処刑された理由は、芽鳥内親王の腕輪を盗んだ罪による、と告知された。
「早房と芽鳥の件、じつに残念な仕儀であった」
八花は、床に伏せったままで、帝の言葉を聞いていた。
難産の末に昏倒し、なんとか一命はとりとめたものの、起き上がることもできなくなっていた。
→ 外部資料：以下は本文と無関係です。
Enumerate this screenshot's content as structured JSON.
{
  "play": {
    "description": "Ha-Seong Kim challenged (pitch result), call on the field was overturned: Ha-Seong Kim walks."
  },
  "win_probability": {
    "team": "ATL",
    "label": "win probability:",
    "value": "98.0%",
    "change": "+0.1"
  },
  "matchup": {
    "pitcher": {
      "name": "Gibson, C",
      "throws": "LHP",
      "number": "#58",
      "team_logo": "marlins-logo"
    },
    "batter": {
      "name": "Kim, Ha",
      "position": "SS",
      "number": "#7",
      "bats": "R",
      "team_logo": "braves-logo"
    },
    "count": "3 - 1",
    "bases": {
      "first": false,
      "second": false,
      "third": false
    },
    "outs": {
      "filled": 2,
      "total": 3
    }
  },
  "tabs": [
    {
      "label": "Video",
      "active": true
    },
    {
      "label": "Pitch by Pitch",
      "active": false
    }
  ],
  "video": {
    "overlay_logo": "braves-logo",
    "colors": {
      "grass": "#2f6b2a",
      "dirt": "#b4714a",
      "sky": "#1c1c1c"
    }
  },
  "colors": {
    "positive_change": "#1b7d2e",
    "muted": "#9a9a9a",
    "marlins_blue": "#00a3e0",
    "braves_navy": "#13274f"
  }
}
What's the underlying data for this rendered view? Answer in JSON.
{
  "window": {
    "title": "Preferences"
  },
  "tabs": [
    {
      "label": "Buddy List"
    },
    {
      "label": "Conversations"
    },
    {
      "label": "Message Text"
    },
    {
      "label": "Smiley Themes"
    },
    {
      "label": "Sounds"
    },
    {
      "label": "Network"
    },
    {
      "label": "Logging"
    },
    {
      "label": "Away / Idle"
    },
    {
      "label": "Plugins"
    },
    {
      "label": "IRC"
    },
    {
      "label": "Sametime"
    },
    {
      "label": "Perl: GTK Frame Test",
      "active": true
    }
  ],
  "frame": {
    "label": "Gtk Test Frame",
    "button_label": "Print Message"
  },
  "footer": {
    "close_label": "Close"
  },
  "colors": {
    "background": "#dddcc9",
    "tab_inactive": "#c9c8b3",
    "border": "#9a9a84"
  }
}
その間に決着した事件の話に、八花は耳を塞ぎたくなった。
秋月は早房と芽鳥の逃亡を幇助した咎で討たれ、早房は芽鳥を殺害したあと追討軍に討たれた。そして追討軍を率いた者も、芽鳥の遺体から腕輪を盗んだ罪で処刑されたという。
出奔した者も、追跡した者も、誰も戻らなかった。
妹も、そして、あの人も……。
秋月が帝位につく未来は消えた。
今となってはもう、生まれた娘だけが希望だった。白鳥王家の血を引く、唯一の存在。娘だけは、なんとしても……。
しかし、八花の希望を打ち砕くように帝の声がした。
「そなたの子は、もうこの世にはおらぬ」
「いま、なんと?」
問いかけに、帝は瞼を伏せた。そしていかにも苦々しげに、言葉を吐き出した。
「言葉通りの意味だ。すんだことは忘れて、そなたは早く身体を治せ。もう子がなせぬというわけでもあるまい。白鳥の王家の血を残すには、ことここに至っては、もはやそれしか手はあるまい。俺にも、そしてそなたにもな。……違うか?」
その言葉を聞きながら、八花の意識は遠のいていった。